As the program scales and her research continues to expand, Awaad hopes to bring several more partners to the table, including those with lived experience and parents who have been asking for their own training. In addition, she is exploring how to forge partnerships with the U.S. government. “It is hard for the government to support a faith community, as opposed to a racially, ethnically, or socio-economically identified community, but the Muslim community is diverse and can’t be parsed along those lines. I’m hoping we can find a way they can support these programs in the future.”

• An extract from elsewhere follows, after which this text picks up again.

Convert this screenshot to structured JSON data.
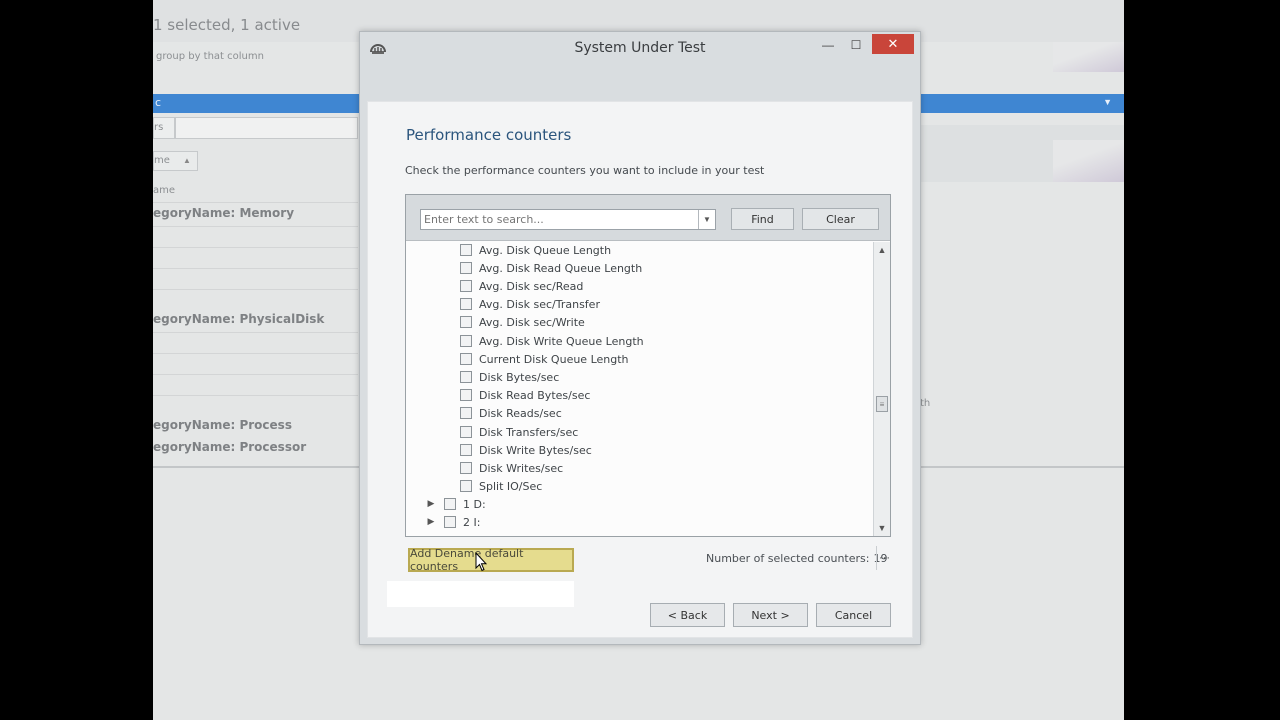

While the work around prevention and postvention has been a success, the initial findings left a big, unanswered question: Why are so many American Muslims attempting suicide? A study is ongoing, but initial findings indicate two primary risk factors—feeling a lack of belonging (especially prevalent during the “Muslim ban,” from 2017-2021) and an increased sense of burdensomeness, the feeling that one is a burden to others and that perhaps others would be better off if one were gone. Awaad hopes the results of this study will lead to refined pre- and postvention approaches to make them more holistic and—by taking spirituality into consideration—particularly tailored to Muslim communities.